It started on February 7, after Elizabeth Warren was pretty much told to shut up as she tried to read a 1986 letter from Coretta Scott King, the widow of Martin Luther King Jr., on the Senate floor. Warren had raised the letter in objection to Sessions’ nomination to attorney general.
In the letter, written when Sessions was a nominee for a federal judgeship, Coretta King accused Sessions of trying to stop black people from voting. Interrupting her time on the floor, Warren’s GOP colleagues barred her from speaking for the rest of the debate (although she managed to read the letter later on Facebook).

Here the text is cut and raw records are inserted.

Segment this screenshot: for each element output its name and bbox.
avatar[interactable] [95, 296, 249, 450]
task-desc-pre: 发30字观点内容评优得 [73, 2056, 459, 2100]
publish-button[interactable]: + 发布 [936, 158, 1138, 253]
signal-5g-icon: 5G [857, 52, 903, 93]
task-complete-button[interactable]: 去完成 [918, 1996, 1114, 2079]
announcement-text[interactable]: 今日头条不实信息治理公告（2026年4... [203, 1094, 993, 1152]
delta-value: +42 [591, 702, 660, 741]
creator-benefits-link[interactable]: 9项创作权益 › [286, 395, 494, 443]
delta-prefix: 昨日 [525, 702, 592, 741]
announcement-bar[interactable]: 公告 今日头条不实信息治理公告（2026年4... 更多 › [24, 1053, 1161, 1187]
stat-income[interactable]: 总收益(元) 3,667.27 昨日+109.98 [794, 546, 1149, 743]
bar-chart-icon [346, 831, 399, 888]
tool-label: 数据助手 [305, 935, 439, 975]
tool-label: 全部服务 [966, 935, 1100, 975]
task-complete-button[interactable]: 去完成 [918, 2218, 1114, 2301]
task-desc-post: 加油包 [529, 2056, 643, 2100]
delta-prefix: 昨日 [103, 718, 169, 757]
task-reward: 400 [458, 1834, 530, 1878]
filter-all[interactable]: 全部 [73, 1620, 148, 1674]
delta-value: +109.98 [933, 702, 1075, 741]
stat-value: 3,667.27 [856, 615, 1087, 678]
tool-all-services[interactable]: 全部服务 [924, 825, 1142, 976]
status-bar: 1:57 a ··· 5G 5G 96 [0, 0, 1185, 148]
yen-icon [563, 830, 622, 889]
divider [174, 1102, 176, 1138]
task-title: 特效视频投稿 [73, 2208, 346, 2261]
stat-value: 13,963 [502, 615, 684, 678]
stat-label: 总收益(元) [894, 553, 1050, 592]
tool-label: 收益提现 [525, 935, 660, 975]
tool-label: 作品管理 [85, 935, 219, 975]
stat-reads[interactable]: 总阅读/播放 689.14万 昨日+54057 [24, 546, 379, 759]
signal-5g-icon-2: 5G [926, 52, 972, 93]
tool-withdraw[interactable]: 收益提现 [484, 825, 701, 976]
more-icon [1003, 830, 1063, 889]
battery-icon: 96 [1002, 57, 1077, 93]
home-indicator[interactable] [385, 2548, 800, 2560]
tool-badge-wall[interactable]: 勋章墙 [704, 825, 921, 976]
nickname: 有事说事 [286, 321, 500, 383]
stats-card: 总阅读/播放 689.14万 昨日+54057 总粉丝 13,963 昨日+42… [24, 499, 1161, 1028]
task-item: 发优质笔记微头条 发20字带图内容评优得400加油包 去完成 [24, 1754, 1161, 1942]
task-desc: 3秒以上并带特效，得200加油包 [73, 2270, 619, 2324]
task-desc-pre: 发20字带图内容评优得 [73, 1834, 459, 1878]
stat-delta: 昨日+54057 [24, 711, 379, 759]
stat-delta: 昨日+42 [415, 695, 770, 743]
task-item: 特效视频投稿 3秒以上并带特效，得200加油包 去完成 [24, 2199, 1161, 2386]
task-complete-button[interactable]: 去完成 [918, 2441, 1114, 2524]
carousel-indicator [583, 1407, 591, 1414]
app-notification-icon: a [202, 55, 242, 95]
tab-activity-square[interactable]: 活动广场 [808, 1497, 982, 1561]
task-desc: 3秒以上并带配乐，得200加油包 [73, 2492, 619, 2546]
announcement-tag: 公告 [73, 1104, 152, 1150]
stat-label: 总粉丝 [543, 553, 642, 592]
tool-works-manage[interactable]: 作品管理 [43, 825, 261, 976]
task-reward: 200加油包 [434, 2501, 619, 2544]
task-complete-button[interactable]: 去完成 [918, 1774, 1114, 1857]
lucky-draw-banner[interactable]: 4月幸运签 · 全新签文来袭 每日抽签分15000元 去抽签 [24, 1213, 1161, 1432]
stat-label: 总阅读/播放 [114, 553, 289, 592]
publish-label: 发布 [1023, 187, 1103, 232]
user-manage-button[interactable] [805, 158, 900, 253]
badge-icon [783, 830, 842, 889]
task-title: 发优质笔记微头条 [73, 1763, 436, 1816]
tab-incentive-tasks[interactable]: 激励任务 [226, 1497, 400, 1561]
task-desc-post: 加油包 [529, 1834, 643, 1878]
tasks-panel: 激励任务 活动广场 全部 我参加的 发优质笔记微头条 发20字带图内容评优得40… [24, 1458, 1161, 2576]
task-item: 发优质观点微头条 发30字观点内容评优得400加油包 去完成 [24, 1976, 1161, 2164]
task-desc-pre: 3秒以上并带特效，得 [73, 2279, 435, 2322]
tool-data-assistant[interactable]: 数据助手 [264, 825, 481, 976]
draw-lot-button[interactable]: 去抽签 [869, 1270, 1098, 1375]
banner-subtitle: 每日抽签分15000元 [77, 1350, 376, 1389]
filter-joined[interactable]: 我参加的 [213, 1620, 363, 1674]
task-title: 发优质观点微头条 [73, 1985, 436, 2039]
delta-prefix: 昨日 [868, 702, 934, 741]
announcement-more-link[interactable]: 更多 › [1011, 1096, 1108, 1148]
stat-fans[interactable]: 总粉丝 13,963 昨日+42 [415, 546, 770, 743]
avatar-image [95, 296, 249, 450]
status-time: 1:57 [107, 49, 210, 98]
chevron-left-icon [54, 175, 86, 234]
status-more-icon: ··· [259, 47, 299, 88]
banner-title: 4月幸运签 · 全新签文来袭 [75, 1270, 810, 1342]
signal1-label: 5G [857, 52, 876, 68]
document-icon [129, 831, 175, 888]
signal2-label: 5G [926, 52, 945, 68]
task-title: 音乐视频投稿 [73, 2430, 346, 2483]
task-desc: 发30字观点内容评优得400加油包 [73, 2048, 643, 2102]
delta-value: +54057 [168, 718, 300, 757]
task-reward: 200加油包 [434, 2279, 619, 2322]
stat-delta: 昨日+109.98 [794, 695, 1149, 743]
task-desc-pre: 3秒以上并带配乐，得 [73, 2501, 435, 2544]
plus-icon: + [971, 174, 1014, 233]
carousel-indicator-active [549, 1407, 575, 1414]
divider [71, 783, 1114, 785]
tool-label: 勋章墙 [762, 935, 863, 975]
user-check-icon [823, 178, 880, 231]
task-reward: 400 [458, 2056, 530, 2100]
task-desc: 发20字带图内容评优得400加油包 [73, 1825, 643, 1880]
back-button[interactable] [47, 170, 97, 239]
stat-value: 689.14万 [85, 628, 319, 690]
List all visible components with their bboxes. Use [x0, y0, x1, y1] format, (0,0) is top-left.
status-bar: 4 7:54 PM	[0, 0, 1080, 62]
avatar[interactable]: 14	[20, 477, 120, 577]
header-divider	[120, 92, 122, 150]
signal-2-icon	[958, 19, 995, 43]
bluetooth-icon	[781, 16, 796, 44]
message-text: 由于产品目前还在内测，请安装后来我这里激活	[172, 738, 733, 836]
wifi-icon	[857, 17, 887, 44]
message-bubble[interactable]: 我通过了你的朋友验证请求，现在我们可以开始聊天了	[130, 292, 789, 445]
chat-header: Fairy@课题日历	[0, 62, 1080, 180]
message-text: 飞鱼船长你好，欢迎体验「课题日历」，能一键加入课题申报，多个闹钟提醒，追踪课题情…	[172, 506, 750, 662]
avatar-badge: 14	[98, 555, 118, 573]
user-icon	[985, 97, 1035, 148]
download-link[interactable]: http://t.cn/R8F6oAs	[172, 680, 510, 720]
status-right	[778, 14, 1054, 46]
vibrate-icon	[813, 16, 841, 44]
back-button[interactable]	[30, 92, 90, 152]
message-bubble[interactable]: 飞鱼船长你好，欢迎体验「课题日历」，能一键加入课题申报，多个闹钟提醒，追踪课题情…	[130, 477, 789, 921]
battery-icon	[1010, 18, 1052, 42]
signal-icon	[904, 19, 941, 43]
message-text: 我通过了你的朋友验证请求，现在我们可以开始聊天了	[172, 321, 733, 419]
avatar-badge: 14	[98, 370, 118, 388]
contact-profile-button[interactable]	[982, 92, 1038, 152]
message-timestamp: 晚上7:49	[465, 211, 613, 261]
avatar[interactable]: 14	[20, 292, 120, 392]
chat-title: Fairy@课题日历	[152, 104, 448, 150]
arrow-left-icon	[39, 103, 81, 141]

“Sen. Warren was giving a lengthy speech,” Sen. Mitch McConnell said later. “She had appeared to violate the rule. She was warned. She was given an explanation. Nevertheless, she persisted.”
It didn’t take long for those final two words to gain traction around the internet, becoming a rallying cry for women warned, like Warren, or otherwise condescended to, ignored, silenced, even attacked. Women who, nevertheless, persisted.
We can and we will! Let’s start this week off strong! #StrongerTogether #ShePersisted #MondayMotivation #TheResistance #MayaAngelou ✊???? pic.twitter.com/6Hsm0XzyTs
— Mockingjay2017 ???? (@txmockingjay) March 20, 2017
San Jose author and artist Courtney Privett felt moved to post a work she called Nevertheless, She Persisted, which depicts a woman facing a wall of words and phrases that women begin hearing in childhood.